Sappiamo bene tutti che a Prato, oggi, fare affari con gli immigrati cinesi è, per non pochi imprenditori, l’unico modo per sopravvivere: pagamenti anticipati in contanti, auto lussuose, ristoranti pieni e via di seguito. Se queste persone hanno doti e capacità imprenditoriali di rilievo, tanto di cappello, la comunità è ben lieta di accoglierli, loro come i loro connazionali meno avvantaggiati. Ma è anche fuori discussione che debbano rispettare il principio di “concorrenza perfetta”, che impone regole in ingresso uguali per tutti e quindi comportarsi nel rispetto della legge italiana, esattamente come tutti in Italia, nessuno escluso, dovrebbero fare.
Pagare le tasse, dunque, e rispettare la legge, nulla di più e nulla di meno: questa è la condizione minima necessaria per cercare di intraprendere un comune percorso di integrazione. Certo è che la gente non è cieca, spesso la rabbia di fronte a certi eventi e la quantità infinita si soldi che partano da Prato in direzione madre patria è tale da far perdere un po’ la ragione, e non solo le staffe, a qualcuno.

Non manca neppure chi, tuttologo per passione, crede di essere onnisciente, pontificando su sociale, musica, economia, politica, lotta al precariato. Anche a me è capitato di sentirne la voce dall’autoradio: fra una strizzatina d’occhi e l’altra alla sinistra si degna e s’ingegna di continuo a rivelarci la sua profondissima cultura toccando non di rado vertici d’eleganza intellettuale quando pronuncia i termini più aulici del suo vocabolario. Fra questi brillano per soavità i seguenti: puttana, stronza e fascista di merda, indirizzati alle persone che non la pensano come lui e che, pertanto, sono ipso facto, ascrivibili al novero delle su citate categorie.

Ma chi si distingue superando tutti i concorrenti è un tale che in vita sua sembra non abbia mai avuto nient’altro da fare che prendere un qualsiasi articolo che non gli piaccia e demolirlo, dando vita a duetti ineguagliabili sui microfoni della radio del suo compare tuttologo. Il tempo che gli avanza lo ammazza scrivendo su una serie infinita di blog e social network dove, con paranoica compulsività, dispensa a generose bracciate quel che trabocca di ciò di cui è straricco: livore e disprezzo per tutti. Poi torna alla radio e, una volta accanto al suo compagno di duetto, comincia a cinguettare come un canarino addomesticato. La natura, così generosa nel distribuire risorse e talenti al genere umano, con lui è stata generosa più che mai, tanto da renderlo pari all’eroe di cui Omero canta le lodi con queste parole “uom di multiforme ingegno che molto errò”. Parole che gli si adattano alla perfezione, specie l’ultima.

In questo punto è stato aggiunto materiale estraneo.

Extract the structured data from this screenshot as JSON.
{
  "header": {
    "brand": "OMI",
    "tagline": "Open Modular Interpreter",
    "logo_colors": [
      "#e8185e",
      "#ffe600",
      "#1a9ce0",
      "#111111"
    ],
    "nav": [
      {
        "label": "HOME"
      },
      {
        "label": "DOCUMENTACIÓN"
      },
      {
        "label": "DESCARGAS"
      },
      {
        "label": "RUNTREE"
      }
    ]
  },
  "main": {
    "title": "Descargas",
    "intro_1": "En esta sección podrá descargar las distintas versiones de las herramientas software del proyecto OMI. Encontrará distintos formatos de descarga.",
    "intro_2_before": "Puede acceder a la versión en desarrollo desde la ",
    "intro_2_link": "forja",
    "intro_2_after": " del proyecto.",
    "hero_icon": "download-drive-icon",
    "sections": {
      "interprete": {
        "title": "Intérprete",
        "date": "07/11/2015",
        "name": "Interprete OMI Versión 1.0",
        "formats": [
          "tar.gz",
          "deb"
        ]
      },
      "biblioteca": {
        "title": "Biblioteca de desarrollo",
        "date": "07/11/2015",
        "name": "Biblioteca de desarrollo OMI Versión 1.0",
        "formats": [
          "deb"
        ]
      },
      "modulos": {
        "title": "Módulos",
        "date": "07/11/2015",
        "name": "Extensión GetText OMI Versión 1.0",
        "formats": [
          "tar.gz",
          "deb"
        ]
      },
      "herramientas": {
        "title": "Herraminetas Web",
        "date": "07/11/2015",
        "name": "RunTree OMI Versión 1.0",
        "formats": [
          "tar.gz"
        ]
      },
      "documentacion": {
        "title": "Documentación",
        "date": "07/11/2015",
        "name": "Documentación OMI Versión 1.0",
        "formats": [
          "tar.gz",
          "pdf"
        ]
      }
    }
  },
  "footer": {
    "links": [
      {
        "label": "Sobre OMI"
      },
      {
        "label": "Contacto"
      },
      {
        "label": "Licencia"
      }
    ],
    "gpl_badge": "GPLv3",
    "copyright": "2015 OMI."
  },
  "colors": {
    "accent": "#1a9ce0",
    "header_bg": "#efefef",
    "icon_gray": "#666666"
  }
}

Un’ultima nota: spesso questi personaggi parlano solo di integrazione come via maestra per la risoluzione di tutti i problemi, ma non indicano nessuna via per recuperare il sommerso, limitandosi a dire quali sono le cose da non fare. Obiettivamente, quando il dialogo non è possibile per ovvie ragioni di una nostra inferiorità intellettuale, alla quale cui si aggiungono accuse di far propaganda, non ci resta altro da fare che gettar la spugna.

Lascio a chi legge questo post il giudizio, e magari un’opinione a commento, su ciò che realmente dovrebbe essere fatto a proposito di questa situazione, sulla quale, credo, abbiate già avuto più d’un’occasione di riflettere per conto vostro.